Sore menjelang malam, suara terompet bersahutan di seluruh penjuru kota. Begitu pula kembang api dan petasan yang diletuskan ke udara. Konvoi kendaraan roda dua juga mendominasi jalanan. Berbagai tempat hiburan dan pusat perbelanjaan menggelar acara meriah. Gambaran yang tak lagi tampak tahun ini.
Rupanya, ada campur tangan Bima sebagai pemimpin Kota Bogor. Sebelumnya, Bima melarang seluruh aparat sipil negara di Kota Bogor untuk berpesta pada malam tahun baru.

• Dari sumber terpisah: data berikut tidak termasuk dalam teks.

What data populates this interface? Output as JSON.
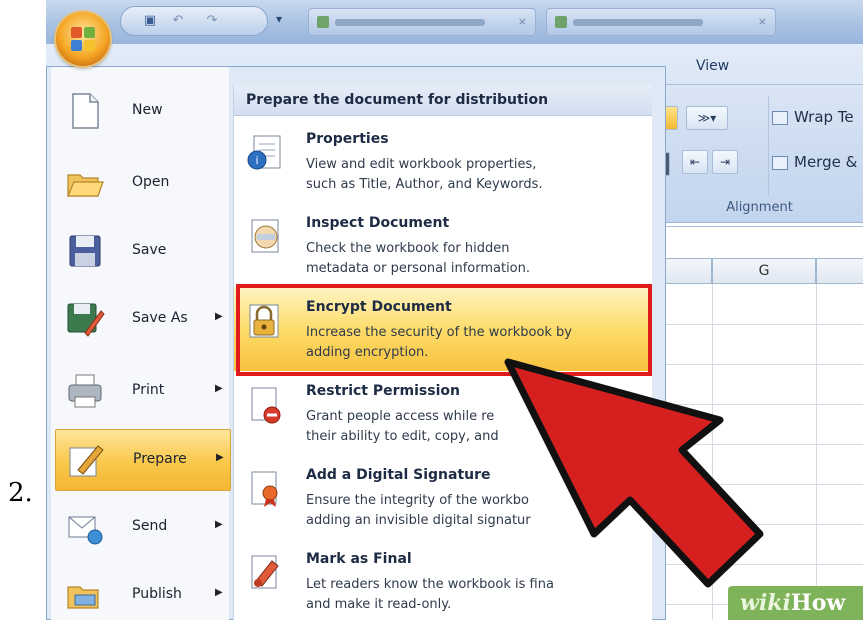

Selanjutnya, kebijakan ini meluas bagi seluruh warga Kota Bogor. Bima melarang penjualan kembang api. Wali kota petahana ini juga mengimbau semua warga untuk merayakan tahun baru dengan berdoa bersama.
Warga Kota Bogor berkumpul di Lapangan Sempur menggelar acara doa bersama. (Alinea.id/Laila Ramdhini),
Senin (31/12) sore, Bima sempat melakukan “razia” dengan menumpak motor dinas. Dalam akun Instagram miliknya, Bima menyebut, penyisiran itu dilakukan untuk memastikan tidak ada penjual petasan atau kembang api di malam tahun baru.
Meski terasa tidak populer, rupanya larangan berpesta di malam tahun baru juga sudah dilakukan para pemimpin daerah lain.
Gubernur Kalimantan Timur Isran Noor melalui Surat Edaran 065/62278/B.Org mengimbau seluruh pemegang kepentingan dan warga Kalimantan Timur untuk tidak mengisi kegiatan pergantian tahun baru dalam bentuh hiburan berlebihan. Selain itu, aktivitas terkait menyalakan kembang api, petasan, serta peniupan terompet juga tak boleh dilakukan.
Di Jakarta, Gubernur DKI Jakarta Anies Baswedan pun mengisi malam pergantian tahun dengan cara yang tak biasa. Anies menggelar acara nikah massal yang berpusat di Ancol, Jakarta Utara. Tak ketinggalan, Anies mengundang Abdullah Gymnastiar atau Aa Gym untuk mengisi ceramah di acara tersebut.
Nikah dan isbat massal diikuti 557 pasangan. Tercatat, sebanyak 221 pasangan peserta nikah massal dan 336 lainnya isbat. Isbat merupakan peresmian pernikahan, dari sebelumnya hanya dilakukan secara siri.
“Kita bersyukur dalam merayakan malam tahun baru ini, kita mengadakan kegiatan rutin setiap tahunnya. Insyaallah ini menjadi budaya yang terus dilakukan nantinya," ujar Anies saat meresmikan acara nikah dan isbat massal di kawasan Thamrin, Jakarta Pusat, Senin (31/12) malam.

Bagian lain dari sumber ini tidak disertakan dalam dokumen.